A data type is first class in a programming language if data of that type can be
the value of a variable
an input to a procedure
the value returned by a procedure
a member of a data aggregate
anonymous (not named)
In Scratch , numbers and text strings are first class. You can put a number in a variable, use one as the input to a block, call a reporter that reports a number, or put a number into a list.
But Scratch’s lists are not first class. You create one using the “Make a list ” button, which requires that you give the list a name. You can’t put the list into a variable, into an input slot of a block, or into a list item—you can’t have lists of lists. None of the Scratch reporters reports a list value. (You can use a reduction of the list into a text string as input to other blocks, but this loses the list structure; the input is just a text string, not a data aggregate.)
A fundamental design principle in Snap! is that all data should be first class. If it’s in the language, then we should be able to use it fully and freely. We believe that this principle avoids the need for many special-case tools, which can instead be written by Snap! users themselves.
Note that it’s a data type that’s first class, not an individual value. Don’t think, for example, that some lists are first class, while others aren’t. In Snap!, lists are first class, period.
The list Block
At the heart of providing first class lists is the ability to make an “anonymous” list —to make a list without simultaneously giving it a name. The list reporter block does that.
At the right end of the block are two left-and-right arrowheads . Clicking on these changes the number of inputs to list, i.e., the number of elements in the list you are building. Shift-clicking changes by three at a time.

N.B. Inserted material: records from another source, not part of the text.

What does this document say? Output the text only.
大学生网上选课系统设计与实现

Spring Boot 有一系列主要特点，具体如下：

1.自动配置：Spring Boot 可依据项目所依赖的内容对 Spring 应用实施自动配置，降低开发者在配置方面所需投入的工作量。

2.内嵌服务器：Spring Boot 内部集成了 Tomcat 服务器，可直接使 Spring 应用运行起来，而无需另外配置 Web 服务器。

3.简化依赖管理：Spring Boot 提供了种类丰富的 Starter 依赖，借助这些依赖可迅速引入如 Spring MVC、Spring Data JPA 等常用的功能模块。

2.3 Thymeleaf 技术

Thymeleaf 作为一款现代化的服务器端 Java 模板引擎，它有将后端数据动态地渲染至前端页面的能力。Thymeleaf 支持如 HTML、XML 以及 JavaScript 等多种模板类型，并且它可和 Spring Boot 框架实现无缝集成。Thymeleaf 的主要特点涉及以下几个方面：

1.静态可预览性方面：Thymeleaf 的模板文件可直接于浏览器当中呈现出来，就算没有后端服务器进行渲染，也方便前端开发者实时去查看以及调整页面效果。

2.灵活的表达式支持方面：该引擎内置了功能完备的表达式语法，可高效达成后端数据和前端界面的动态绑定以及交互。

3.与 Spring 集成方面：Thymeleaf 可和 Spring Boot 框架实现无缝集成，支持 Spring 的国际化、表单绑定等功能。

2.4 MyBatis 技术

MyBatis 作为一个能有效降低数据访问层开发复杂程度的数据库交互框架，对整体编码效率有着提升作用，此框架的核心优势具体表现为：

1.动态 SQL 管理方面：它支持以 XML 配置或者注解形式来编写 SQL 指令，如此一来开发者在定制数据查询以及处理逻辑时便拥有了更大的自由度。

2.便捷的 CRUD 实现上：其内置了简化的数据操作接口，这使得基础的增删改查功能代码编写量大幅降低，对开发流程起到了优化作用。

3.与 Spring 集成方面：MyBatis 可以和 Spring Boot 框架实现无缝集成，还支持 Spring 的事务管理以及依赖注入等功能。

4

You can use this block as input to many other blocks:
Snap! does not have a “Make a list” button like the one in Scratch . If you want a global “named list,” make a global variable and use the set block to put a list into the variable.
Lists of Lists
Lists can be inserted as elements in larger lists. We can easily create ad hoc structures as needed:
Notice that this list is presented in a different format from the “She Loves You” list above. A two-dimensional list is called a table and is by default shown in table view. We’ll have more to say about this later.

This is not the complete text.